Que tout le monde affirme que la croissance est l’état normal de l’économie, c’est indéniable. Mais au fait, c’est quoi exactement la croissance ? En économie, cette “croissance” désigne généralement (malgré l’absence de complément de nom) quelque chose de bien précis : l’augmentation, d’une année sur l’autre, d’une grandeur qui s’appelle le Produit Intérieur Brut ou PIB, une notion qui date de juste après la Seconde Guerre Mondiale. Ce PIB a lui-même une définition très précise : il s’agit du “résultat final de l’activité de production des unités productrices résidentes ”. Ouf ! Si nous décortiquons pas à pas, et que nous traduisons cela en Français, cela donne ce qui suit :

  • il s’agit du “résultat final” de l’économie, c’est-à-dire des biens et services qui sont utilisés par un consommateur final. Le consommateur final, dans cette affaire, c’est celui qui utilise le bien ou service pour son propre compte, et ne va pas l’incorporer dans une production qui sera elle-même vendue ou transférée à un tiers. Par exemple, si j’achète un poireau pour le manger moi-même, je suis un consommateur final pour ce poireau. Par contre, si j’achète le même poireau en tant que restaurateur, pour fabriquer puis vendre de la soupe aux poireaux, ou en tant qu’épicier, pour simplement le revendre après l’avoir transporté, alors je ne suis pas un consommateur final pour ce poireau. Ce “résultat final” (ou “biens et services disponibles pour un usage final ”, ce que l’on trouve aussi parfois) concerne donc tout ce que les agents économiques (individus, mais aussi entreprises, administrations, associations, etc) consomment en propre. Il peut s’agir de biens durables (immeubles, voitures) ou pas, et cela inclut les variations de stock.

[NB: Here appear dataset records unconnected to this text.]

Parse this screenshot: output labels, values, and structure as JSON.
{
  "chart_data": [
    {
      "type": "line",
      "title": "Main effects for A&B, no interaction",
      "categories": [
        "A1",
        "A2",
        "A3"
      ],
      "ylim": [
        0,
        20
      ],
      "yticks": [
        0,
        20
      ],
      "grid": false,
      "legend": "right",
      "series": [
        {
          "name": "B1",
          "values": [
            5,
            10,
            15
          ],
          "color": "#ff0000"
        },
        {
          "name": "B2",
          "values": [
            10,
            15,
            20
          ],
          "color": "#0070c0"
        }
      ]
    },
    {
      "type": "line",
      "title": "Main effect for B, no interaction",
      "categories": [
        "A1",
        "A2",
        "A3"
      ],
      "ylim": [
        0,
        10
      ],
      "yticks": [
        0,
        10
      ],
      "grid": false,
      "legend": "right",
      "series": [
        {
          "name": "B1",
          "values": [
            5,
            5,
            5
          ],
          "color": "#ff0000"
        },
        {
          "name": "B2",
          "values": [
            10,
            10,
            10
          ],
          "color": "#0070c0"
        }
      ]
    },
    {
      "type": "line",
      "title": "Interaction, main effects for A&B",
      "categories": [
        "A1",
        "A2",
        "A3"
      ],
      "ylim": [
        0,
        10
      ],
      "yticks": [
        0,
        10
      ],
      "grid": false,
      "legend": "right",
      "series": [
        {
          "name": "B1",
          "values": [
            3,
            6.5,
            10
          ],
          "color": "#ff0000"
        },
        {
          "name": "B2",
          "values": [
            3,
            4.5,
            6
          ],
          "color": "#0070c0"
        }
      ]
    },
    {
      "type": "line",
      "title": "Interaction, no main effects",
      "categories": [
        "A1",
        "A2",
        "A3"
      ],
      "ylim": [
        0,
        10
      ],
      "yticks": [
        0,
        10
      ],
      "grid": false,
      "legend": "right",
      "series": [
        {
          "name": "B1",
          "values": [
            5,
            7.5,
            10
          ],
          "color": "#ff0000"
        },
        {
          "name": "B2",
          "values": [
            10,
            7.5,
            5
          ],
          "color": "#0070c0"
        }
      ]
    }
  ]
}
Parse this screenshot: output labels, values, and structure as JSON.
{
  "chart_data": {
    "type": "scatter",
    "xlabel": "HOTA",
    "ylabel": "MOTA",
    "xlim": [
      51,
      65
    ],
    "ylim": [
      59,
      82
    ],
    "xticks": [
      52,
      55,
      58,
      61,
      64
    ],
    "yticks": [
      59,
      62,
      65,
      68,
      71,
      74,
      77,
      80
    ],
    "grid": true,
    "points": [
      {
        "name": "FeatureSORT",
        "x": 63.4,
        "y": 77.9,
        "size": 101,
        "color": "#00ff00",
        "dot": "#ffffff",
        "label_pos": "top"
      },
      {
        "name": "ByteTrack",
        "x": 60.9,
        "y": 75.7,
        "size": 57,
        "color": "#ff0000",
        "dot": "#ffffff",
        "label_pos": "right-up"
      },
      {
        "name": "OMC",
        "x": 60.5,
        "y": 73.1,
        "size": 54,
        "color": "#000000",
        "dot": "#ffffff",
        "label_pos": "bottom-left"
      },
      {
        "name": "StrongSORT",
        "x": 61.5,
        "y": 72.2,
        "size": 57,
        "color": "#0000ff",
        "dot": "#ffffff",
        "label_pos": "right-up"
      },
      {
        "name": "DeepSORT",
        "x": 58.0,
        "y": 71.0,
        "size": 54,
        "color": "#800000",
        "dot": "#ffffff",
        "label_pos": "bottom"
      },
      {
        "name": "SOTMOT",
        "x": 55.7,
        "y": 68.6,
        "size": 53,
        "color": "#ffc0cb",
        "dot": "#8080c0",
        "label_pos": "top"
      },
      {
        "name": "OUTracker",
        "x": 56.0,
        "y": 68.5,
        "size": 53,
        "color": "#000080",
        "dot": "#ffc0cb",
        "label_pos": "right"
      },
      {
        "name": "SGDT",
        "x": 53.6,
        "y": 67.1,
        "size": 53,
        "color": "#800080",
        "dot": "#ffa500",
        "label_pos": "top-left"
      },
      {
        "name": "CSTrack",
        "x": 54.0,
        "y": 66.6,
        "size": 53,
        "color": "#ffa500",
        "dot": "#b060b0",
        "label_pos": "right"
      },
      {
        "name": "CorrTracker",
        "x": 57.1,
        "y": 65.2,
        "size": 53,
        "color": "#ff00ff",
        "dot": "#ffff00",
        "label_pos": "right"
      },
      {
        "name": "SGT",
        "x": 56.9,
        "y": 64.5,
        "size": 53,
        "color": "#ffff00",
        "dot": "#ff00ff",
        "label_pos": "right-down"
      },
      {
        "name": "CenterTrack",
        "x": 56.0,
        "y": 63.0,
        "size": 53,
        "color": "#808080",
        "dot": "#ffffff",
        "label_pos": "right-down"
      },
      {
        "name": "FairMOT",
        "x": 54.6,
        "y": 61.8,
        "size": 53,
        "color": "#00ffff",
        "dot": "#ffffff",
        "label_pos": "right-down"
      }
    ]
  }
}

  • ce “résultat final” doit provenir d’une “activité de production ”. En fait, cette “activité de production” signifie le plus souvent “activité marchande ”, car c’est le seul cas de figure où la mesure du résultat est facile, à défaut d’être juste : on va valoriser la production… au prix de vente. Cela semble évident, mais en fait ça ne l’est pas du tout ! En effet, comment valoriser la production non vendue, en particulier tout ce que l’on appelle “services non marchands” ? Cela concerne une large part de l’éducation (l’Education Nationale n’envoie pas de facture quand votre gamin va à l’école), de la santé, de la justice, et plus généralement tout ce que des fonctionnaires font pour la collectivité sans se faire directement payer. Et encore, là nous avons un cas de figure facile, car même si le service est non marchand il y a eu échange monétaire : la collectivité a payé le médecin et l’enseignant. Il arrive que les services soient rendus sans aucun échange monétaire (le troc), auquel cas la comptabilisation devient un peu plus difficile encore, et enfin il arrive qu’il y ait production mais pas d’échange du tout.